Delegates cough up £l00. Even the enthusiasts who want to sit in the gallery rather than watching it all on telly are charged £59 and without even the right to shout, after Walter Wolfgang. Meanwhile, the businesses pressure groups, lobbyists and dodgy cause pushers who want stalls and exhibits are charged through the nose for the privilege.
Sadly Labour’s recessional means that the great days are gone. The long march through the lobbyists we must make to get into conference is shorter because there are fewer exhibitors. They’re transferring their affections to the Tories.
The late-accreditation office, always usually crowded, is quiet this year, visited only by old stalwarts such as Tony Booth. A Geordie steward there told my wife that it was because Labour had become more efficient, but also that demand had fallen off a cliff.
The fringe meetings used to be the best part of conference. Even that has been castrated. Most meetings are now sponsored by think-tanks and businesses.

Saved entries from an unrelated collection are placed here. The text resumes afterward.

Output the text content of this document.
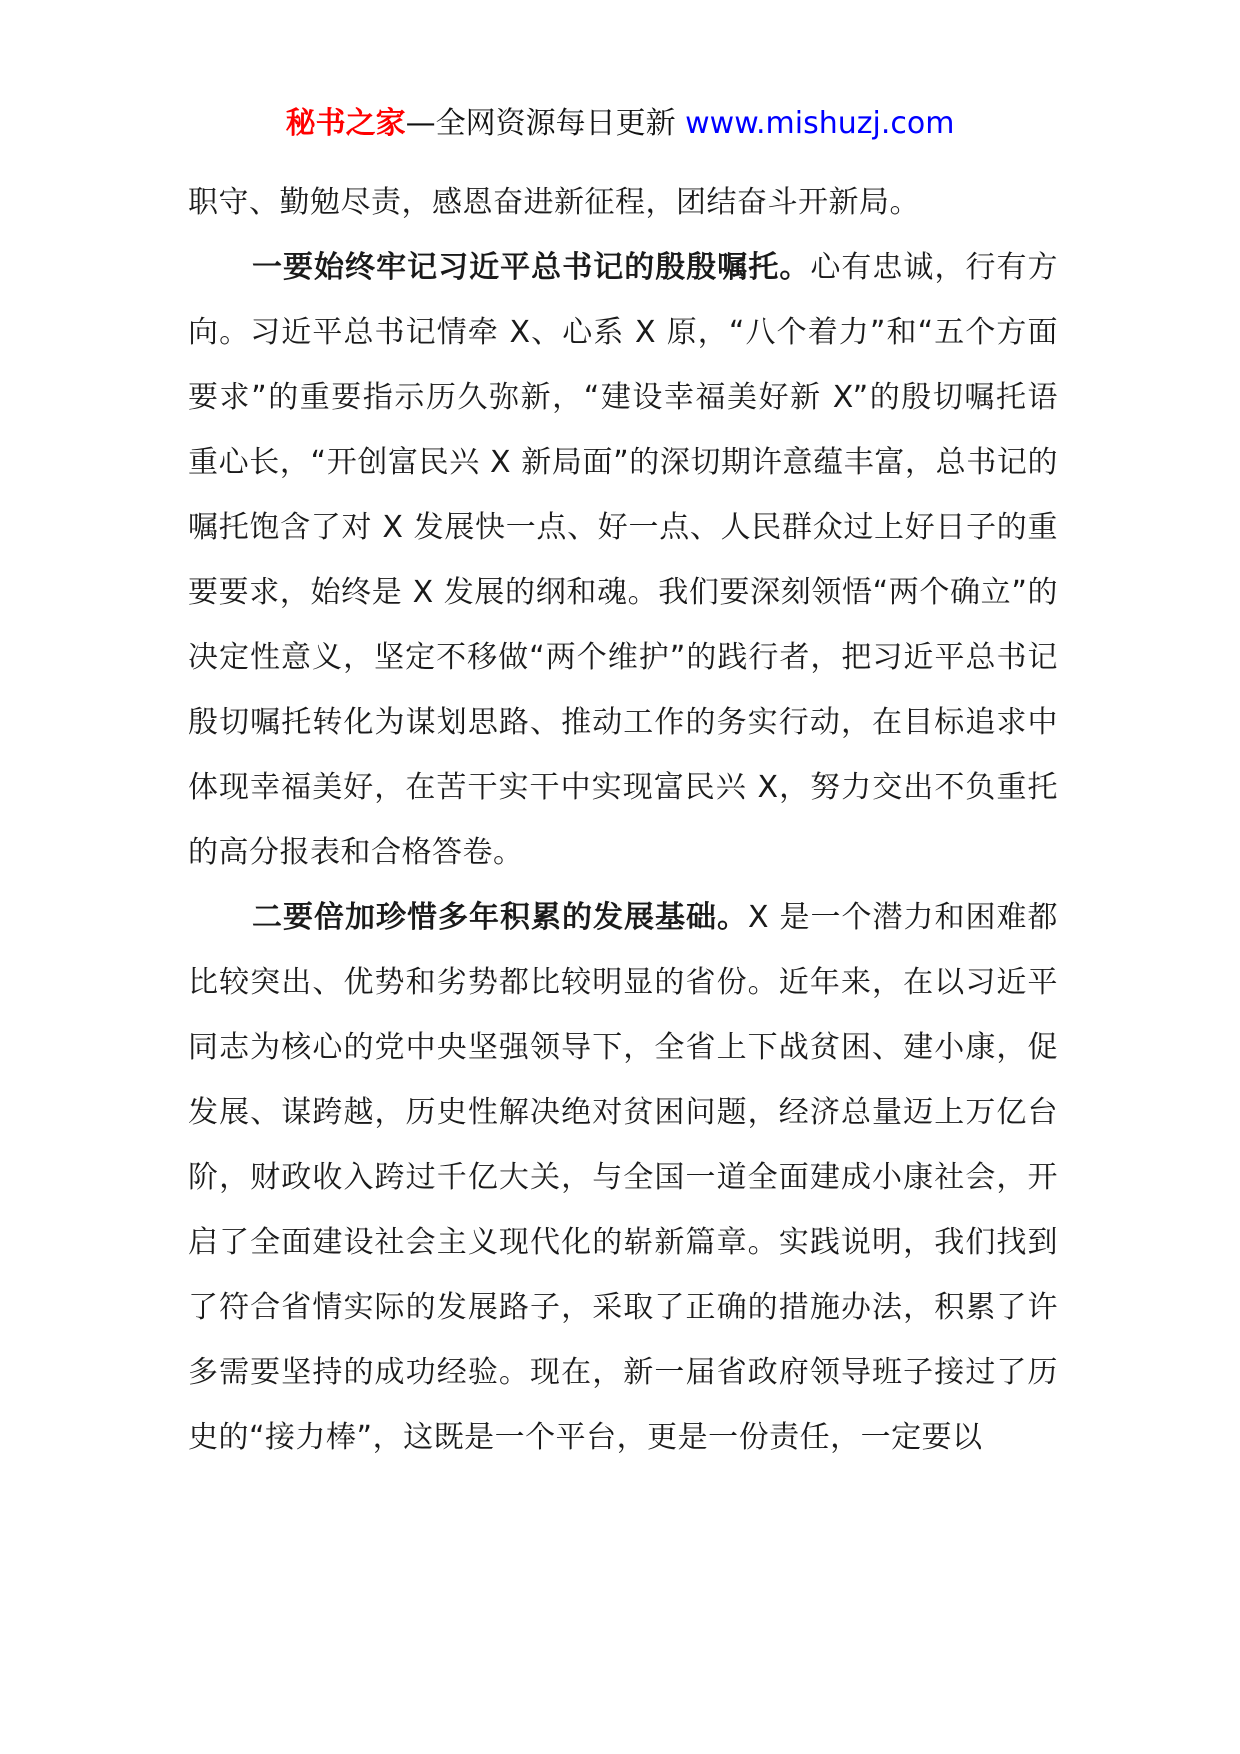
秘书之家—全网资源每日更新 www.mishuzj.com

职守、勤勉尽责，感恩奋进新征程，团结奋斗开新局。

一要始终牢记习近平总书记的殷殷嘱托。心有忠诚，行有方向。习近平总书记情牵 X、心系 X 原，“八个着力”和“五个方面要求”的重要指示历久弥新，“建设幸福美好新 X”的殷切嘱托语重心长，“开创富民兴 X 新局面”的深切期许意蕴丰富，总书记的嘱托饱含了对 X 发展快一点、好一点、人民群众过上好日子的重要要求，始终是 X 发展的纲和魂。我们要深刻领悟“两个确立”的决定性意义，坚定不移做“两个维护”的践行者，把习近平总书记殷切嘱托转化为谋划思路、推动工作的务实行动，在目标追求中体现幸福美好，在苦干实干中实现富民兴 X，努力交出不负重托的高分报表和合格答卷。

二要倍加珍惜多年积累的发展基础。X 是一个潜力和困难都比较突出、优势和劣势都比较明显的省份。近年来，在以习近平同志为核心的党中央坚强领导下，全省上下战贫困、建小康，促发展、谋跨越，历史性解决绝对贫困问题，经济总量迈上万亿台阶，财政收入跨过千亿大关，与全国一道全面建成小康社会，开启了全面建设社会主义现代化的崭新篇章。实践说明，我们找到了符合省情实际的发展路子，采取了正确的措施办法，积累了许多需要坚持的成功经验。现在，新一届省政府领导班子接过了历史的“接力棒”，这既是一个平台，更是一份责任，一定要以
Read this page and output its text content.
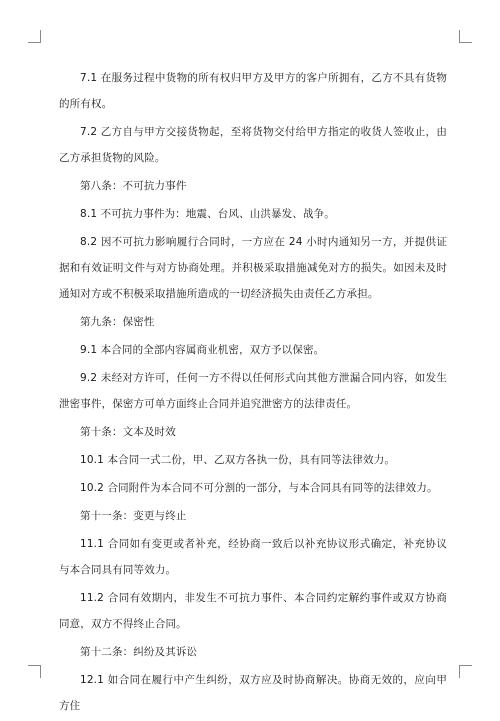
7.1 在服务过程中货物的所有权归甲方及甲方的客户所拥有，乙方不具有货物的所有权。

7.2 乙方自与甲方交接货物起，至将货物交付给甲方指定的收货人签收止，由乙方承担货物的风险。

第八条：不可抗力事件

8.1 不可抗力事件为：地震、台风、山洪暴发、战争。

8.2 因不可抗力影响履行合同时，一方应在 24 小时内通知另一方，并提供证据和有效证明文件与对方协商处理。并积极采取措施减免对方的损失。如因未及时通知对方或不积极采取措施所造成的一切经济损失由责任乙方承担。

第九条：保密性

9.1 本合同的全部内容属商业机密，双方予以保密。

9.2 未经对方许可，任何一方不得以任何形式向其他方泄漏合同内容，如发生泄密事件，保密方可单方面终止合同并追究泄密方的法律责任。

第十条：文本及时效

10.1 本合同一式二份，甲、乙双方各执一份，具有同等法律效力。

10.2 合同附件为本合同不可分割的一部分，与本合同具有同等的法律效力。

第十一条：变更与终止

11.1 合同如有变更或者补充，经协商一致后以补充协议形式确定，补充协议与本合同具有同等效力。

11.2 合同有效期内，非发生不可抗力事件、本合同约定解约事件或双方协商同意，双方不得终止合同。

第十二条：纠纷及其诉讼

12.1 如合同在履行中产生纠纷，双方应及时协商解决。协商无效的，应向甲方住
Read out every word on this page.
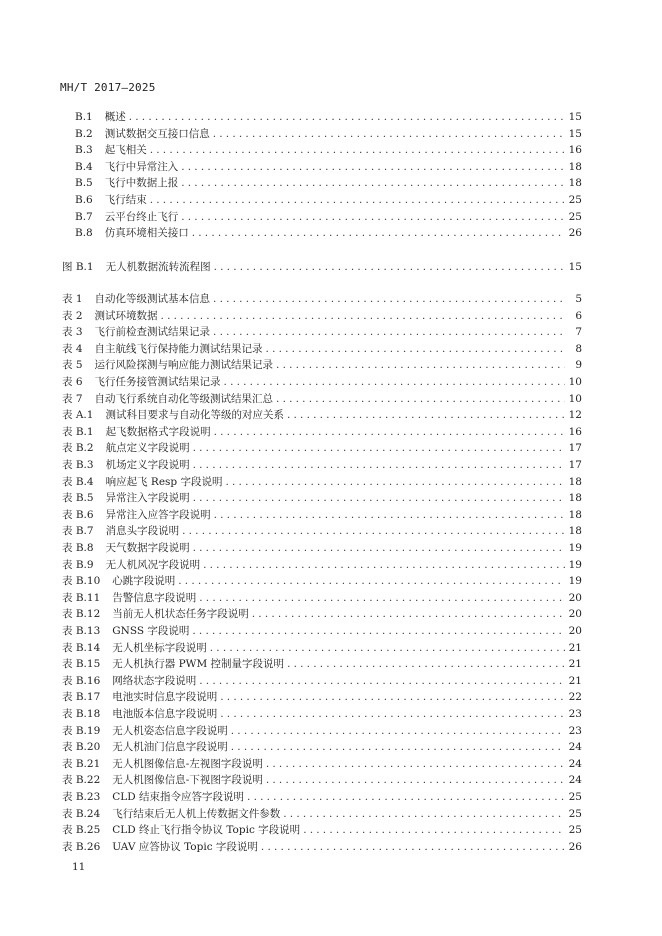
MH/T 2017—2025
B.1 概述 .....	15
B.2 测试数据交互接口信息 .....	15
B.3 起飞相关 .....	16
B.4 飞行中异常注入 .....	18
B.5 飞行中数据上报 .....	18
B.6 飞行结束 .....	25
B.7 云平台终止飞行 .....	25
B.8 仿真环境相关接口 .....	26
图 B.1 无人机数据流转流程图 .....	15
表 1 自动化等级测试基本信息 .....	5
表 2 测试环境数据 .....	6
表 3 飞行前检查测试结果记录 .....	7
表 4 自主航线飞行保持能力测试结果记录 .....	8
表 5 运行风险探测与响应能力测试结果记录 .....	9
表 6 飞行任务接管测试结果记录 .....	10
表 7 自动飞行系统自动化等级测试结果汇总 .....	10
表 A.1 测试科目要求与自动化等级的对应关系 .....	12
表 B.1 起飞数据格式字段说明 .....	16
表 B.2 航点定义字段说明 .....	17
表 B.3 机场定义字段说明 .....	17
表 B.4 响应起飞 Resp 字段说明 .....	18
表 B.5 异常注入字段说明 .....	18
表 B.6 异常注入应答字段说明 .....	18
表 B.7 消息头字段说明 .....	18
表 B.8 天气数据字段说明 .....	19
表 B.9 无人机风况字段说明 .....	19
表 B.10 心跳字段说明 .....	19
表 B.11 告警信息字段说明 .....	20
表 B.12 当前无人机状态任务字段说明 .....	20
表 B.13 GNSS 字段说明 .....	20
表 B.14 无人机坐标字段说明 .....	21
表 B.15 无人机执行器 PWM 控制量字段说明 .....	21
表 B.16 网络状态字段说明 .....	21
表 B.17 电池实时信息字段说明 .....	22
表 B.18 电池版本信息字段说明 .....	23
表 B.19 无人机姿态信息字段说明 .....	23
表 B.20 无人机油门信息字段说明 .....	24
表 B.21 无人机图像信息-左视图字段说明 .....	24
表 B.22 无人机图像信息-下视图字段说明 .....	24
表 B.23 CLD 结束指令应答字段说明 .....	25
表 B.24 飞行结束后无人机上传数据文件参数 .....	25
表 B.25 CLD 终止飞行指令协议 Topic 字段说明 .....	25
表 B.26 UAV 应答协议 Topic 字段说明 .....	26
11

They always want big names on the platform so Cabinet ministers pontificate about their plans for the next five years of new Labour (pale pink in gum and carefully manicured cuticles) unaware that we’ll probably be in impotent opposition.
We should be announcing a programme for the next six months, splashing out money on a bigger stimulus, starting stalled projects, increasing benefits, launching a huge council-house building drive and proffering goodies such as an end to student fees, a doubled winter fuel allowance then challenging the Tories to take it all back.
Since we don’t have either the guts or the boldness for that, we proffer pilot projects for things that will never flame, dreams that won’t happen and plans that depend on efficiency savings that can’t be made.
Boldness is now our only way out. Sadly we’re too respectable and too serious for that.
Most of our (diminished number) of delegates have now arrived. Conference has lumbered into half life. As usual the Fabian Society has provided the best fringe meetings — What Next for Progressives? (no mention of rigor mortis) and Could Labour Win?
A myriad of Milibands, lots of Balls and a rebel chorus from Clarke are to come, though much of their contribution may well be escapism or tunnelling out via Europe.
Sadly, having been dispirited by meeting, as I got off the train on Saturday, one of the MPs I most respect going home, then further depressed by being told that Tony Benn, the star of every conference I’ve ever been at, can’t come this year because of doctor’s orders, it may be that there’s little excitement on offer.
So I’m having to look forward most to the New Statesman party (always the best orientation point). There the attendance is bound to be bigger than the readership, though this year the first will be down, the second up.
Yet at least if I talk to the politicians, not the pundits, I’ll get a clearer idea of what the real mood of this conference is.